Au port de Dieppe (Seine-Maritime), en octobre 2018. / CHARLY TRIBALLEAU / AFP

Urbanisme, environnement et patrimoine, victimes collatérales du Brexit ? En France, le ministère de la transition écologique et solidaire a mis en ligne sur son site, pour consultation publique, des projets d’ordonnance et de décret « portant diverses mesures dérogatoires » aux nombreux codes encadrant la construction et l’aménagement. Des textes qui accompagnent le projet de loi de préparation au Brexit, que les députés doivent adopter le 17 janvier.

La France s’apprête à rétablir en urgence les contrôles aux frontières avec le Royaume-Uni : en cas de Brexit « dur », sans accord, les inspections des marchandises et des voyageurs britanniques devront être opérationnels dès le 30 mars. Ce sont donc des bâtiments, des accès, des parkings qu’il faut aménager en urgence à tous les points de passage entre les deux pays.

Les besoins sont énormes : « La France constitue le premier point d’entrée continental des exportations britanniques », rappelle l’étude d’impact qui accompagne le projet de loi. En 2017, 747 millions de tonnes de marchandises, 5,2 millions de camions, ont transité avec le Royaume-Uni. Autant dire que les contrôles risquent de provoquer une paralysie géante si les infrastructures sont mal dimensionnées.
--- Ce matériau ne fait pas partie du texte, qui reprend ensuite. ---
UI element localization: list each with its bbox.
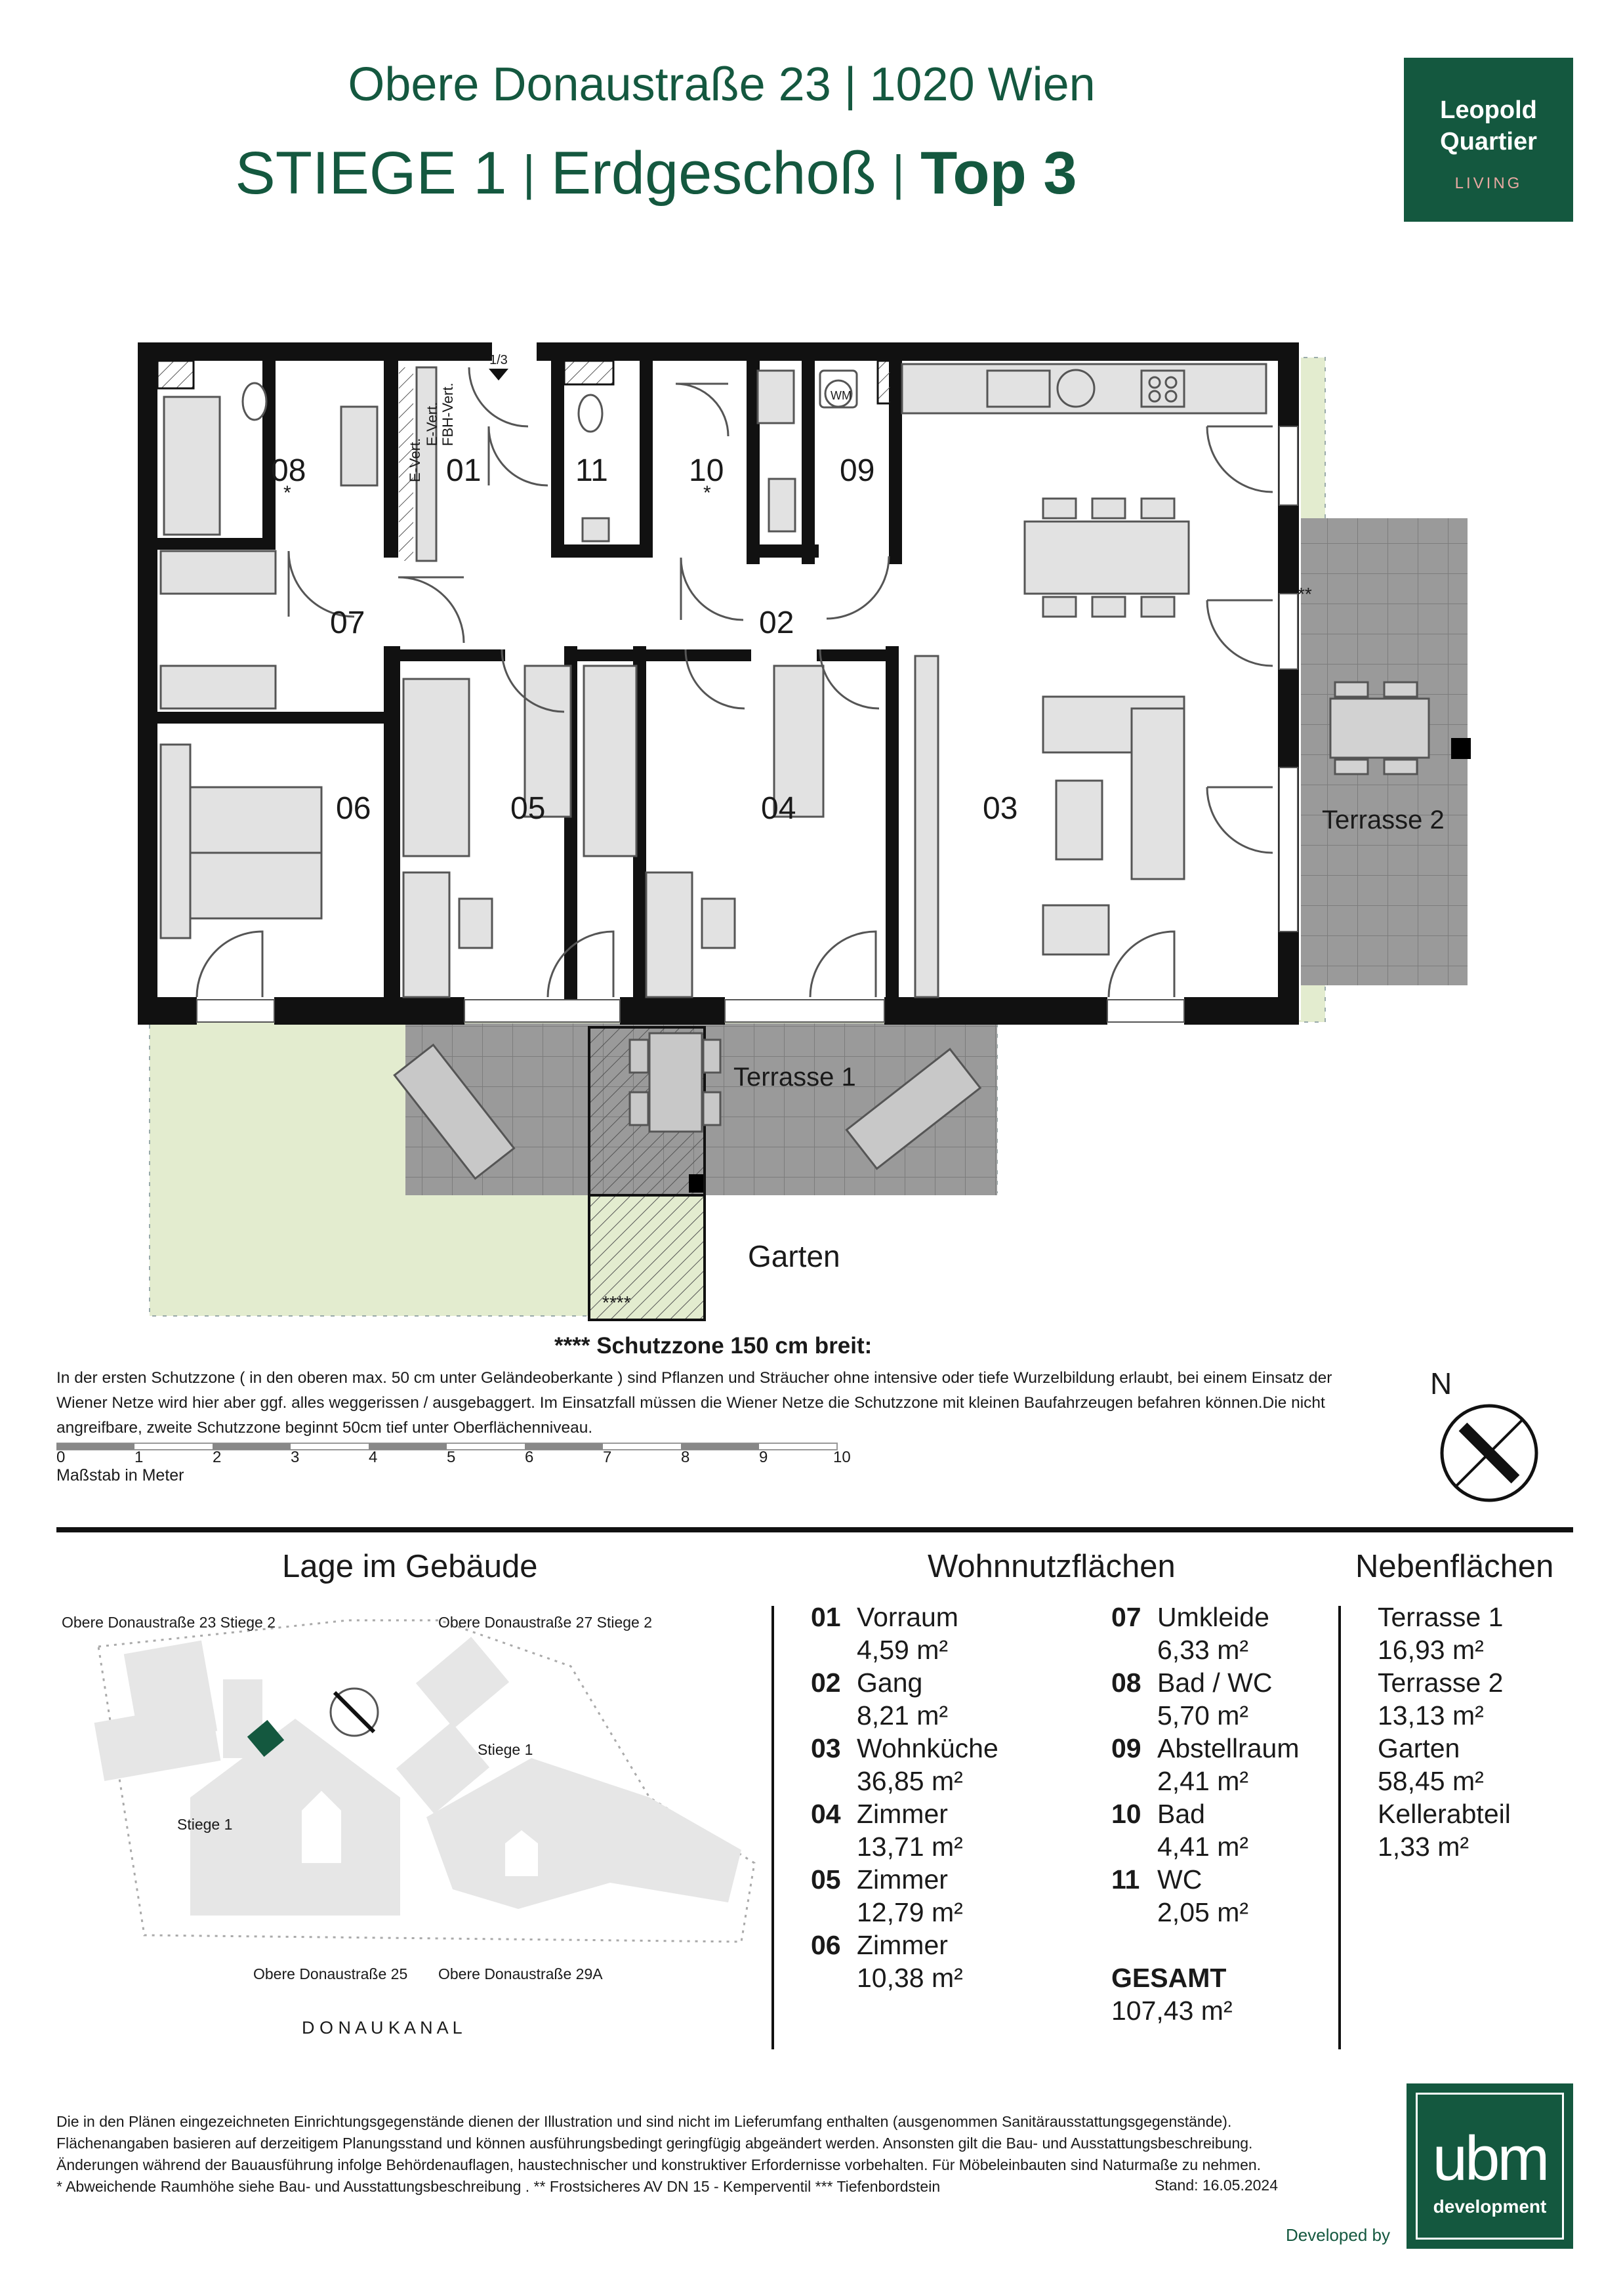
marker-4star: **** xyxy=(602,1292,631,1313)
address-title: Obere Donaustraße 23 | 1020 Wien xyxy=(348,58,1096,111)
site-label-stiege1: Stiege 1 xyxy=(478,1741,533,1758)
site-label-od25: Obere Donaustraße 25 xyxy=(253,1965,408,1982)
neben-item-name: Terrasse 1 xyxy=(1378,1602,1504,1632)
separator: | xyxy=(522,146,535,200)
logo-line1: Leopold xyxy=(1440,96,1537,124)
area-value: 13,71 m² xyxy=(857,1832,963,1862)
scale-tick: 4 xyxy=(369,1448,378,1466)
area-value: 4,41 m² xyxy=(1157,1832,1248,1862)
room-03-label: 03 xyxy=(983,791,1018,826)
neben-list xyxy=(1378,1601,1511,1863)
evert-label: E-Vert. xyxy=(407,438,423,482)
area-list-col2 xyxy=(1111,1601,1299,2027)
neben-item-name: Terrasse 2 xyxy=(1378,1668,1504,1698)
site-label-od29a: Obere Donaustraße 29A xyxy=(438,1965,603,1982)
site-label-od23: Obere Donaustraße 23 Stiege 2 xyxy=(62,1614,276,1631)
terrasse-2-label: Terrasse 2 xyxy=(1322,806,1445,834)
scale-tick: 5 xyxy=(447,1448,456,1466)
site-label-od27: Obere Donaustraße 27 Stiege 2 xyxy=(438,1614,653,1631)
lage-heading: Lage im Gebäude xyxy=(282,1549,538,1584)
schutzzone-heading: **** Schutzzone 150 cm breit: xyxy=(554,1333,873,1359)
garten-label: Garten xyxy=(748,1239,840,1273)
schutzzone-text: In der ersten Schutzzone ( in den oberen max. 50 cm unter Geländeoberkante ) sind Pflanzen und Sträucher ohne intensive oder tiefe Wurzelbildung erlaubt, bei einem Einsatz der Wiener Netze wird hier aber ggf. alles weggerissen / ausgebaggert. Im Einsatzfall müssen die Wiener Netze die Schutzzone mit kleinen Baufahrzeugen befahren können.Die nicht angreifbare, zweite Schutzzone beginnt 50cm tief unter Oberflächenniveau. xyxy=(56,1369,1332,1437)
total-label: GESAMT xyxy=(1111,1963,1227,1993)
neben-item-name: Garten xyxy=(1378,1733,1460,1763)
area-item: 04 Zimmer xyxy=(811,1799,948,1829)
separator: | xyxy=(892,146,905,200)
scale-tick: 3 xyxy=(291,1448,300,1466)
fbh-label: FBH-Vert. xyxy=(440,382,456,446)
neben-item-area: 58,45 m² xyxy=(1378,1766,1484,1796)
stair-label: 1/3 xyxy=(489,353,508,367)
scale-tick: 10 xyxy=(833,1448,851,1466)
area-value: 12,79 m² xyxy=(857,1897,963,1927)
scale-tick: 2 xyxy=(213,1448,222,1466)
area-item: 06 Zimmer xyxy=(811,1930,948,1960)
donaukanal-label: D O N A U K A N A L xyxy=(302,2018,462,2038)
room-09-label: 09 xyxy=(840,453,875,488)
disclaimer-line: Änderungen während der Bauausführung infolge Behördenauflagen, haustechnischer und konstruktiver Erfordernisse vorbehalten. Für Möbeleinbauten sind Naturmaße zu nehmen. xyxy=(56,2156,1262,2173)
neben-item-area: 1,33 m² xyxy=(1378,1832,1469,1862)
developed-by: Developed by xyxy=(1286,2225,1390,2245)
floor-label: Erdgeschoß xyxy=(550,140,876,207)
marker-star: * xyxy=(283,482,291,504)
area-item: 05 Zimmer xyxy=(811,1864,948,1895)
area-item: 08 Bad / WC xyxy=(1111,1668,1273,1698)
scale-caption: Maßstab in Meter xyxy=(56,1466,184,1485)
site-plan xyxy=(59,1601,768,1968)
north-label: N xyxy=(1430,1366,1452,1401)
area-value: 5,70 m² xyxy=(1157,1700,1248,1731)
evert-label-2: E-Vert. xyxy=(424,401,440,446)
area-item: 09 Abstellraum xyxy=(1111,1733,1300,1763)
total-value: 107,43 m² xyxy=(1111,1996,1233,2026)
neben-item-area: 13,13 m² xyxy=(1378,1700,1484,1731)
room-04-label: 04 xyxy=(761,791,796,826)
neben-heading: Nebenflächen xyxy=(1355,1549,1554,1584)
area-item: 11 WC xyxy=(1111,1864,1202,1895)
wm-label: WM xyxy=(831,389,852,402)
site-label-stiege1: Stiege 1 xyxy=(177,1816,233,1833)
scale-tick: 1 xyxy=(134,1448,144,1466)
scale-tick: 6 xyxy=(525,1448,534,1466)
wohnnutz-heading: Wohnnutzflächen xyxy=(928,1549,1176,1584)
area-list-col1 xyxy=(811,1601,998,1994)
ubm-logo-text: ubm xyxy=(1432,2123,1548,2194)
disclaimer-line: Flächenangaben basieren auf derzeitigem Planungsstand und können ausführungsbedingt geringfügig abgeändert werden. Ansonsten gilt die Bau- und Ausstattungsbeschreibung. xyxy=(56,2135,1253,2152)
room-07-label: 07 xyxy=(330,605,365,640)
neben-item-area: 16,93 m² xyxy=(1378,1635,1484,1665)
scale-tick: 9 xyxy=(759,1448,768,1466)
compass-icon xyxy=(1437,1401,1542,1506)
disclaimer xyxy=(56,2111,1316,2198)
area-item: 01 Vorraum xyxy=(811,1602,958,1632)
room-11-label: 11 xyxy=(575,453,608,488)
scale-tick: 7 xyxy=(603,1448,612,1466)
column-divider xyxy=(771,1606,774,2049)
logo-line2: Quartier xyxy=(1440,128,1537,155)
area-value: 2,41 m² xyxy=(1157,1766,1248,1796)
area-value: 4,59 m² xyxy=(857,1635,948,1665)
area-value: 6,33 m² xyxy=(1157,1635,1248,1665)
scale-tick: 8 xyxy=(681,1448,690,1466)
area-item: 10 Bad xyxy=(1111,1799,1205,1829)
top-label: Top 3 xyxy=(920,140,1077,207)
area-item: 02 Gang xyxy=(811,1668,923,1698)
disclaimer-line: * Abweichende Raumhöhe siehe Bau- und Ausstattungsbeschreibung . ** Frostsicheres AV DN 15 - Kemperventil *** Tiefenbordstein xyxy=(56,2178,941,2195)
marker-star: * xyxy=(703,482,711,504)
room-01-label: 01 xyxy=(446,453,482,488)
stand-date: Stand: 16.05.2024 xyxy=(1155,2177,1278,2194)
terrasse-1-label: Terrasse 1 xyxy=(733,1063,856,1092)
area-item: 03 Wohnküche xyxy=(811,1733,998,1763)
disclaimer-line: Die in den Plänen eingezeichneten Einrichtungsgegenstände dienen der Illustration und sind nicht im Lieferumfang enthalten (ausgenommen Sanitärausstattungsgegenstände). xyxy=(56,2113,1232,2130)
room-06-label: 06 xyxy=(336,791,371,826)
area-value: 2,05 m² xyxy=(1157,1897,1248,1927)
room-05-label: 05 xyxy=(510,791,546,826)
section-divider xyxy=(56,1527,1573,1532)
room-02-label: 02 xyxy=(759,605,794,640)
area-item: 07 Umkleide xyxy=(1111,1602,1269,1632)
column-divider xyxy=(1338,1606,1341,2049)
scale-tick: 0 xyxy=(56,1448,66,1466)
area-value: 8,21 m² xyxy=(857,1700,948,1731)
ubm-logo-sub: development xyxy=(1433,2196,1547,2217)
area-value: 36,85 m² xyxy=(857,1766,963,1796)
room-08-label: 08 xyxy=(271,453,306,488)
neben-item-name: Kellerabteil xyxy=(1378,1799,1511,1829)
marker-2star: ** xyxy=(1298,584,1312,604)
logo-line3: LIVING xyxy=(1454,174,1523,192)
stiege-label: STIEGE 1 xyxy=(235,140,507,207)
area-value: 10,38 m² xyxy=(857,1963,963,1993)
ubm-logo xyxy=(1407,2083,1573,2249)
room-10-label: 10 xyxy=(689,453,724,488)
Procédures accélérées, recours quasi inexistants

Or, ces postes de contrôle sont aujourd’hui quasi inexistants. Certains ports disposent d’installations qui se révéleront vite trop petites, et de nombreux points d’entrée, de Roscoff (Finistère) à Dieppe (Seine-Maritime), n’en ont aucune. « Le gestionnaire du port de Dunkerque [Nord] estime que la construction de nouvelles installations représenterait un coût de 25 millions d’euros pour ce seul port », souligne l’étude d’impact.

Pour construire ces équipements en si peu de temps, le gouvernement se propose de faire fi de la plupart des règles qui encadrent d’ordinaire l’aménagement, l’urbanisme, la protection du patrimoine et de l’environnement, ainsi que la commande publique. En clair, les équipements pourront être réalisés à peu près sans permis de construire et sans concours de maîtrise d’œuvre, avec des procédures accélérées et des possibilités de recours quasi inexistantes pour les empêcheurs de bétonner en rond…

Quelques garde-fous sont quand même prévus : les projets affectant des sites naturels classés sont exclus de ces mesures dérogatoires. Et les lieux devront, au bout de deux ans, soit être « remis en état », soit avoir fait l’objet d’une autorisation « dans les conditions de droit commun ». Une régularisation a posteriori, en somme, comme il arrive pour des constructions illégales…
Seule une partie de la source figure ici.